D.C. Council to consider bill establishing new agency for student loans

Media Credit: File Photo by Graeme Sloan | Contributing Photo Editor

Council member Mary Cheh said that unless immediate steps are taken to help students facing “gargantuan” loan debt, students will be forced to deal with thousands of dollars of debt well into middle age.

A bill proposed to the D.C. Council last week could establish an agency in the District that would provide state-sponsored student loans to D.C. college students.

Councilmembers introduced the Student Loan Authority Establishment Act Oct. 16 to provide and refinance undergraduate, graduate and parent loans through tax-exempt bonds, according to the legislation. Council personnel said the legislation would offer interest rates “significantly lower” than federal and private lender rates.

Councilmember Elissa Silverman said the bill would help D.C. residents cover their living expenses in a major city by reducing the proportion of their income that is spent toward repaying loans from their college years.

“District students and residents should be able to afford to stay in our city,” Silverman said in an email. “This bill relieves some of the burdens of student loans – making it easier for residents to pursue higher education, raise families in D.C. and save for major investments without being financially crushed by debt.”

Americans collectively owe more than $1.5 trillion in student debt, according to the Federal Reserve Bank of St. Louis. The average D.C. college graduate left school last year with more than $30,000 of debt, while GW graduates averaged about $33,300 in loans last year, according to the Institute for College Access and Success.

Ashley Fox, the communications director for Silverman, said the bill would offer rates that are “significantly lower” than federal loans, which require a fixed additional interest rate above the cost to the government.

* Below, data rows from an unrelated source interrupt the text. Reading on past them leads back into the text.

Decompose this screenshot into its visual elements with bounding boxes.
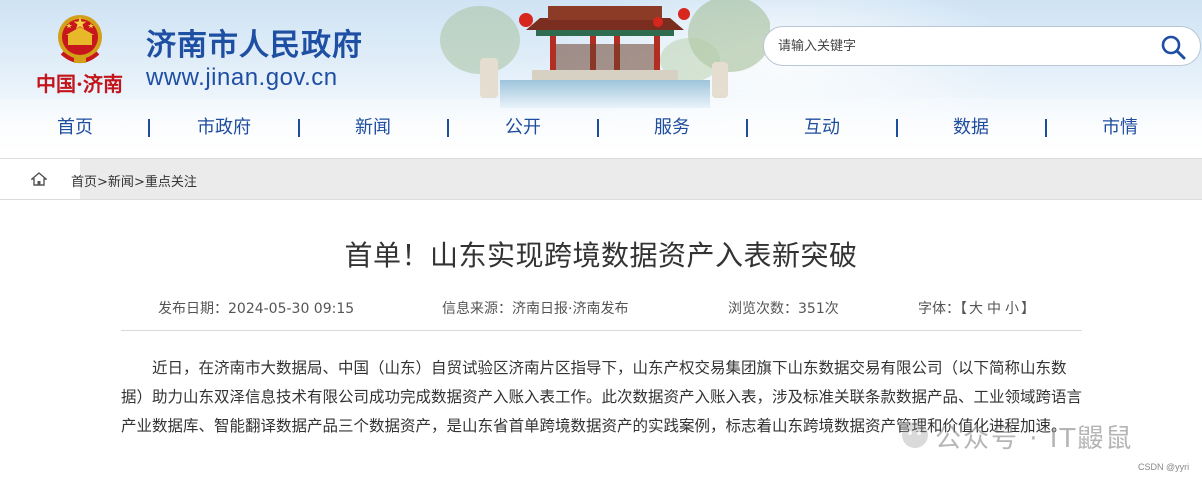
font-size-controls: 字体：【大中小】	[918, 298, 1035, 318]
pavilion-scene-image	[440, 0, 770, 108]
font-bracket-close: 】	[1021, 301, 1035, 317]
nav-separator	[298, 119, 300, 137]
nav-separator	[597, 119, 599, 137]
view-count-label: 浏览次数：	[728, 301, 798, 317]
breadcrumb-home-box	[0, 159, 80, 199]
breadcrumb-trail: 首页>新闻>重点关注	[71, 171, 197, 190]
national-emblem-icon	[58, 15, 102, 63]
nav-item-city-info[interactable]: 市情	[1085, 112, 1155, 144]
view-count-value: 351次	[798, 301, 839, 317]
nav-item-data[interactable]: 数据	[936, 112, 1006, 144]
nav-item-home[interactable]: 首页	[40, 112, 110, 144]
site-header: 中国·济南 济南市人民政府 www.jinan.gov.cn 请输入关键字 首页…	[0, 0, 1202, 158]
info-source: 信息来源：济南日报·济南发布	[442, 298, 628, 318]
breadcrumb-item-home[interactable]: 首页	[71, 175, 97, 190]
breadcrumb-separator: >	[133, 175, 145, 190]
publish-date: 发布日期：2024-05-30 09:15	[158, 298, 354, 318]
site-title[interactable]: 济南市人民政府	[146, 20, 363, 64]
csdn-watermark: CSDN @yyri	[1138, 462, 1190, 472]
nav-item-interaction[interactable]: 互动	[787, 112, 857, 144]
breadcrumb-separator: >	[97, 175, 108, 190]
nav-separator	[1045, 119, 1047, 137]
nav-separator	[896, 119, 898, 137]
font-large-button[interactable]: 大	[967, 301, 985, 317]
view-count: 浏览次数：351次	[728, 298, 839, 318]
font-medium-button[interactable]: 中	[985, 301, 1003, 317]
search-input[interactable]	[778, 36, 1138, 56]
article-title: 首单！山东实现跨境数据资产入表新突破	[344, 239, 858, 272]
font-size-label: 字体：	[918, 301, 960, 317]
font-small-button[interactable]: 小	[1003, 301, 1021, 317]
nav-separator	[746, 119, 748, 137]
breadcrumb-item-news[interactable]: 新闻	[108, 175, 134, 190]
publish-date-value: 2024-05-30 09:15	[228, 301, 355, 317]
nav-separator	[148, 119, 150, 137]
publish-date-label: 发布日期：	[158, 301, 228, 317]
nav-item-service[interactable]: 服务	[637, 112, 707, 144]
watermark-text: 公众号 · IT鼹鼠	[935, 424, 1134, 454]
nav-separator	[447, 119, 449, 137]
info-source-value: 济南日报·济南发布	[512, 301, 629, 317]
breadcrumb: 首页>新闻>重点关注	[0, 158, 1202, 200]
info-source-label: 信息来源：	[442, 301, 512, 317]
site-url[interactable]: www.jinan.gov.cn	[146, 64, 338, 92]
search-box	[763, 26, 1201, 66]
wechat-watermark-icon	[902, 422, 928, 448]
city-seal-text: 中国·济南	[36, 72, 123, 96]
main-nav: 首页 市政府 新闻 公开 服务 互动 数据 市情	[0, 112, 1202, 144]
font-bracket-open: 【	[960, 301, 967, 317]
nav-item-news[interactable]: 新闻	[338, 112, 408, 144]
breadcrumb-item-focus[interactable]: 重点关注	[145, 175, 197, 190]
search-icon[interactable]	[1160, 34, 1186, 60]
home-icon[interactable]	[31, 172, 47, 186]
nav-item-government[interactable]: 市政府	[184, 112, 264, 144]
nav-item-public[interactable]: 公开	[488, 112, 558, 144]
meta-divider	[121, 330, 1082, 331]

“The result would be that current students will graduate with manageable debt that increases their chances of financial stability,” Fox said. “It would also mean that residents currently struggling to survive in the District can ease some of that burden.”

The bill was modeled after similar measures enacted in 15 other states, like Texas and Alaska, which have issued student loans for decades, Fox said.

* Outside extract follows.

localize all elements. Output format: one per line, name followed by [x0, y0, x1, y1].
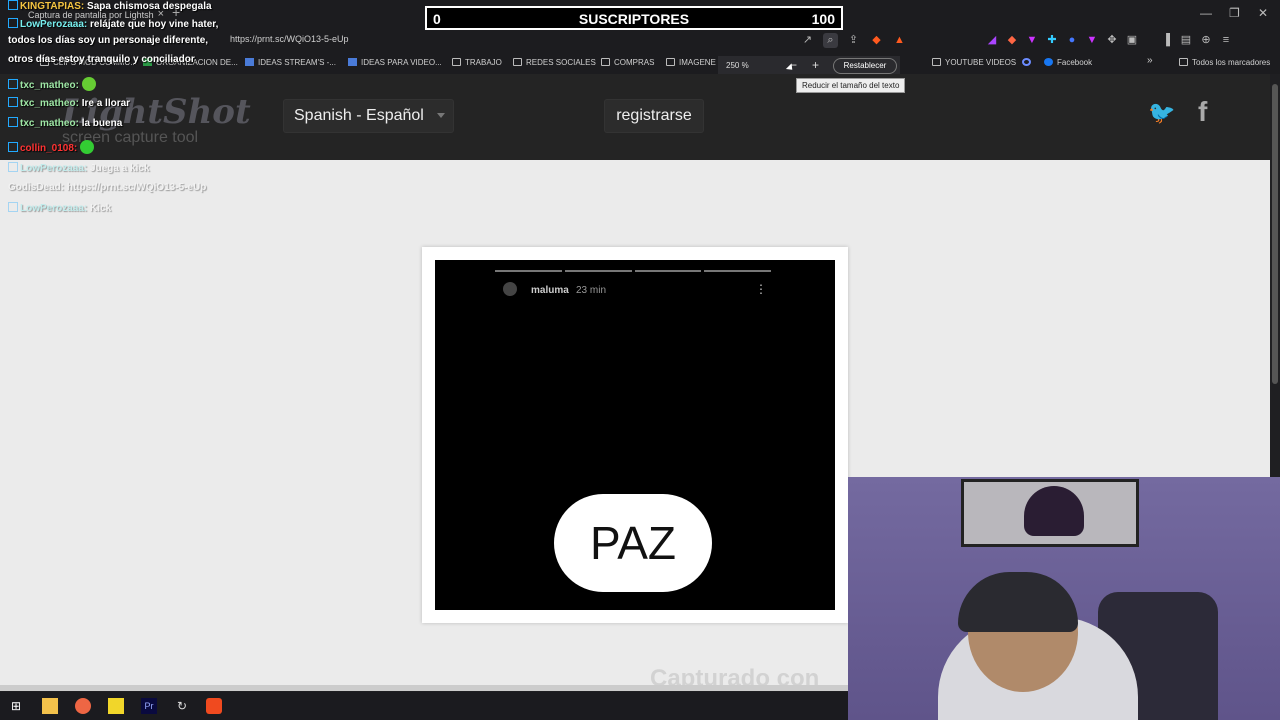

All loans disbursed through the program could be paid off with an income-based repayment system, post-graduation deferred payment or public service forgiveness – where student loans are forgiven after the borrower has worked as a public servant or for a nonprofit for a certain amount of time, according to the legislation.

“This bill isn’t a change to an existing federal or private aid option,” Fox said. “It’s a separate option for District residents and students altogether. If the individual already had loans from a different source, they might consider refinancing under this new program.”

The Council’s Education and Finance and Revenue committees are currently evaluating the bill, according to D.C. Council records. The timeline for the legislation is not definite, but the Council is optimistic that the bill will be passed and funded by the “next Council period,” Fox said.

Councilmember Mary Cheh said that unless immediate steps are taken to help students facing “gargantuan” loan debt, students will be forced to deal with thousands of dollars of debt well into middle age.

“This is not the way to launch young people into their careers or help them reach their goals, and I support this effort to establish a new local finance authority to provide new student loans and refinance existing ones,” she said in a statement.

Student loans experts said students should verify the different conditions they sign on to that accompany new state loan offers.

Jeremy Wine – a supervisor of student loan counseling services at Take Charge America, a nonprofit credit counseling agency – said states are stepping in to help with loan problems because federal regulation has created several financial issues, including situations where students are not told their loans have defaulted.

“Already, the states are going after servicers for what their state citizens are complaining about to the attorney general,” Wine said.

He said students looking into state loans need to ask for details about the agency’s offerings, like if there is a maximum borrower amount or if the interest rate is variable or fixed. But Wine said refinancing loans at a lower interest rate can be helpful if someone cannot pay a loan immediately.

“It could be important for students if you want to refinance with a lower interest rate – if that’s something that they offer – because you’re in a good career and you’re planning to pay the loan in full, so that’s like an interest payment plan,” he said.

Adam Minsky, a student loan lawyer, said students should be cautious when considering refinancing student loans and ensure that they are aware of the conditions before agreeing to the program because they may be signing up for terms they do not know about.

“Be careful about refinancing federal loans via a state or private loan program, since people may unknowingly be giving up consumer protections or access to important federal programs,” Minsky said. “Borrowers should also carefully review the terms and conditions of any loan program before signing anything.”